Before the market opened, the Bureau of Labor Statistics released the “employment situation” report, which includes the latest number of people employed outside of farms (“nonfarm payrolls”). The consensus expectation was for an increase of 154,000, but the release showed an increase of only 115,000.
Media reports were uniformly grim. “US hiring slows, spells trouble for the economy”, “fears alive that the US economy is losing momentum”, “the recovery is fading fast” and “employment woes deepen” were some of the comments found all over the web. Is the job situation really that bad? The answer is a resounding NO. There is no evidence that US hiring has made any kind of turn for the worse. A visual proof should suffice:

The blue line depicts the expectation for the employment data. The dark red line represents what actually came out.
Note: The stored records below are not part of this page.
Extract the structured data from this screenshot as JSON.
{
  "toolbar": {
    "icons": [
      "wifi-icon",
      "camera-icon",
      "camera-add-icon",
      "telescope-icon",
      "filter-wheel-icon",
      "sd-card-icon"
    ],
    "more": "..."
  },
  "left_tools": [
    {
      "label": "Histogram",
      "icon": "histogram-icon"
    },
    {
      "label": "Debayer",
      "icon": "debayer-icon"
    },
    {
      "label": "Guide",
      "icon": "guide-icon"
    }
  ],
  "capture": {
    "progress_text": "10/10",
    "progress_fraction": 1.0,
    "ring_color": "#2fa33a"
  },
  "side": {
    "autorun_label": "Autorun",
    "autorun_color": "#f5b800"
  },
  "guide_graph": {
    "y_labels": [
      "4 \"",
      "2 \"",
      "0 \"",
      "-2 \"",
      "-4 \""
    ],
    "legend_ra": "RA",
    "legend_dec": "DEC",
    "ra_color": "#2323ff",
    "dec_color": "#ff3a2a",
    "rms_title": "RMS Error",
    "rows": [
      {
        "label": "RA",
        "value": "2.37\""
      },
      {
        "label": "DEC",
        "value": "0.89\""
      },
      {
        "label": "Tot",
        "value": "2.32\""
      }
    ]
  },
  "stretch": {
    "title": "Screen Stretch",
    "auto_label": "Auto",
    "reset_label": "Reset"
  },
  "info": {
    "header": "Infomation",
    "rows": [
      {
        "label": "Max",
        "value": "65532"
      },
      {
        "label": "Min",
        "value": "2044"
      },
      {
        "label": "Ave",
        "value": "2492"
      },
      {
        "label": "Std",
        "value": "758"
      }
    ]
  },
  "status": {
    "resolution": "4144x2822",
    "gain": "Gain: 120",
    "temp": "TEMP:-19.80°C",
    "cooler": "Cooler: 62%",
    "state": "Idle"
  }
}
Both end up at the same number because, although the latest report came below expectations, previous months were revised higher.
Is there anything here that could justify a market tumble? We don’t think so. The number of employed people in the US is undoubtedly increasing at a steady pace. In fact, we applied a seasonal adjustment filter of our own to the non-adjusted, raw BLS data. Our smoothing (a Hodrick-Prescott filter), like the seasonally adjusted data, reveals no change in the direction of employment either. This reinforces our view that the pace of job gains is firmly on track.
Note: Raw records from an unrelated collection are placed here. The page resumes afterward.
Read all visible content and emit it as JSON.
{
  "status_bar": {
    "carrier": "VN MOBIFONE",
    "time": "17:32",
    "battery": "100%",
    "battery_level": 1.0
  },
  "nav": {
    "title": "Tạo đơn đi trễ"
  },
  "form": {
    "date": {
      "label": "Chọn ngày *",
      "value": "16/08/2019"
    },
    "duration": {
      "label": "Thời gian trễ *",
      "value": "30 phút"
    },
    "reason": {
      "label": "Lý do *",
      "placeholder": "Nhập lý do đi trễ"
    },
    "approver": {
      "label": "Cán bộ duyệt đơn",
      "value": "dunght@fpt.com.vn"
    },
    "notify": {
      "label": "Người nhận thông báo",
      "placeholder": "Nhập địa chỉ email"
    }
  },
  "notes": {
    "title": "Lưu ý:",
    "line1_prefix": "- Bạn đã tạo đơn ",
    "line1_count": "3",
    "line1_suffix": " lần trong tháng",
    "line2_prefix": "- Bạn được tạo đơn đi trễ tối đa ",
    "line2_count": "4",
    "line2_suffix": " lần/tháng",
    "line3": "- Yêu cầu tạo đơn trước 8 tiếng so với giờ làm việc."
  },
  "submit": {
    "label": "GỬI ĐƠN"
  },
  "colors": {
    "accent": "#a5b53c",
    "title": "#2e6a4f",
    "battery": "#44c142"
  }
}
A far more likely reason for the market tumble comes from Europe. On Sunday, France and Greece will have general elections, and both are causing considerable anxiety.
France will have the second and final round of presidential elections. Candidate Francois Hollande, a socialist, has been running ahead of incumbent Nicolas Sarkozy, a conservative, in opinion polls.
The fragile European consensus for austerity measures, imposed to improve fiscal accounts, is fraying under the weight of widespread economic malaise. Mr. Hollande has condemned the fiscal belt-tightening and demanded that growth policies be devised along with the painful adjustments. Given the German dislike for such talk, a possible change of guard in the second largest European economy has raised concerns that political disagreement on common area policies is deepening.
In Greece, polls point to a dismal outlook for Sunday’s election. No political party has the sufficient number of votes to form a viable coalition. This threatens the permanence of tough reforms put in place recently to pave the way for a massive restructuring of the country’s external debt. In fact, the leading contender has suggested that he will seek to renegotiate these reforms, and others have pledged that they will dismantle them if elected. Germany has warned Greeks that they “will have to bear the consequences” if they go down that route. What this ominous statement means is anyone's guess.
Once again, instability in Europe is breeding market uncertainty. That – not the US employment report – is the root of Friday’s weakness. Consensus, in this case, is that both elections will deliver results the market won’t like. How much of it was already priced in on Friday will become clear this coming week.